Das Risikoergebnis kann als Prozess-Input zusammen mit den Workflows für die Datenverarbeitung pro Produkt, Service oder Geschäftsprozess verwendet werden. Denken Sie daran, Mitarbeiterdaten in den Prozess einzubeziehen und nicht nur auf Kundendaten zu fokussieren. Wichtig ist, die Schnittstellen zu anderen Vorschriften zu reflektieren, da dort fehleranfällige Bereiche existieren. Beachten Sie auch das “Recht auf Vergessen”, das in den Prozess als definierte Datenlöschzeitpunkte pro Produkt, Service oder Geschäftsprozess aufgenommen werden sollte.
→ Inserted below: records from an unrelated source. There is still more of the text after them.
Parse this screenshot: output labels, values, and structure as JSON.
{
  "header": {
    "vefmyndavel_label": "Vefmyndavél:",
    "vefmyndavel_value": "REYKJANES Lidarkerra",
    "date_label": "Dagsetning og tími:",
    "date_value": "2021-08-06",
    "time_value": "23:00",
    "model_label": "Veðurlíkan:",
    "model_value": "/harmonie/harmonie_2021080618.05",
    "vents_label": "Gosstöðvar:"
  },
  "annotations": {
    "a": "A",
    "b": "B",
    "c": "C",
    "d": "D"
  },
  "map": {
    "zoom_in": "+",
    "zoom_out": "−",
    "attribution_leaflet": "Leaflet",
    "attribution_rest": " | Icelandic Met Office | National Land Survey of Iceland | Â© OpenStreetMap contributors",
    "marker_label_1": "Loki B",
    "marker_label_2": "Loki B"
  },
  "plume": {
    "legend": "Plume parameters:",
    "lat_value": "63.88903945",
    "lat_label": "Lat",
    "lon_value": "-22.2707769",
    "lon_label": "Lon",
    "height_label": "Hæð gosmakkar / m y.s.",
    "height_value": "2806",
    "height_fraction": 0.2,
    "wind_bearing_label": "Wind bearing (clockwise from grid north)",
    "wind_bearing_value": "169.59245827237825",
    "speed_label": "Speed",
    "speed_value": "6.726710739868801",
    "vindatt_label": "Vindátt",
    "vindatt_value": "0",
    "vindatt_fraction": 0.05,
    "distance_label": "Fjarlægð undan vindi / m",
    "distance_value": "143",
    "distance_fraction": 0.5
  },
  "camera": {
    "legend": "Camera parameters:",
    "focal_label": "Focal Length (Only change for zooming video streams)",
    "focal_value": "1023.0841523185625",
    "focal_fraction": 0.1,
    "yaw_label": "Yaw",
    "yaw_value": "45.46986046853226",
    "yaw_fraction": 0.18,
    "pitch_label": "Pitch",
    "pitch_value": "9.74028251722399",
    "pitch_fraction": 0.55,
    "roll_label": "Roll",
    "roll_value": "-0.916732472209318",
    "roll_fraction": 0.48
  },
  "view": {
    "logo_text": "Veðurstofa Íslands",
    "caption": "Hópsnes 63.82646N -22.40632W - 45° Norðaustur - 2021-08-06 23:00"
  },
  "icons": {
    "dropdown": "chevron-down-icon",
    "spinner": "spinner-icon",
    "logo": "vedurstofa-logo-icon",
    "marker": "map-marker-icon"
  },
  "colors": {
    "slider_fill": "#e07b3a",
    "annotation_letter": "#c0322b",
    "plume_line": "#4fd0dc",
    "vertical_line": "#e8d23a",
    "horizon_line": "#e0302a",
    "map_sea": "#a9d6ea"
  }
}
Denken Sie auch daran, dass einige Daten für einen längeren Zeitraum aufbewahrt werden müssen, da diese gemäss anderen Vorschriften erforderlich sind, z.B.  MDR.

5. Prozess-Verifikation

Prozess-verifikation ist immer eine gute Idee, um vor der Marktbelieferung oder im Falle von Service oder Geschäftsprozessen, die Life-Schaltung, den Prozess zu prüfen. In diesem Fall könnte eine Designqualifikation (DQ) des neuen Prozesses pro Abteilung durchgeführt werden, um nach Fehlern und Lücken zu suchen, wenn diese auf reale Daten angewendet werden.

6. Prozess-Validierung

Die Prozessvalidierung in diesem Zusammenhang kann analog der Designvalidierung von Medizinprodukten verstanden werden, i.e. Verwenden des neu erzeugten Prozesses innerhalb einer simulierten Nutzungsumgebung oder in ICT-Begriffen in einer Sandbox. Das Ergebnis der Validierung sollte mit der DSGVO hinsichtlich Konformität verglichen werden. Dies könnte über eine interne Prüfung oder ein Audit durch eine unabhängige Stelle erfolgen. Damit wird der Prozess im Audit-Modus gegen die DSGVO beurteilt. Alle daraus resultierenden Aufgaben könnten analog zum CAPA-Prozess behandelt und dokumentiert werden.

7. Mitarbeiter schulen

Der letzte Schritt im vorgeschlagenen DSGVO-Prozess ist die Schulung der Mitarbeiter. Obwohl dies ein offensichtlicher Schritt ist, wird es oft nicht richtig gemacht. Trainings sollten in Trainingsaufzeichnungen dokumentiert und auf der Grundlage der Kritikalität auf ihre Wirksamkeit hin überprüft werden. Kritikalität kann aus der Risikobewertung und aus den Stellenbeschreibungen der Mitarbeiter abgeleitet werden. Ein Mitarbeiter, der mit persönlichen Daten in einem kritischen Bereich arbeitet, könnte spezifischer geschult werden als ein Mitarbeiter, der nur mit Gerätedaten zu tun hat.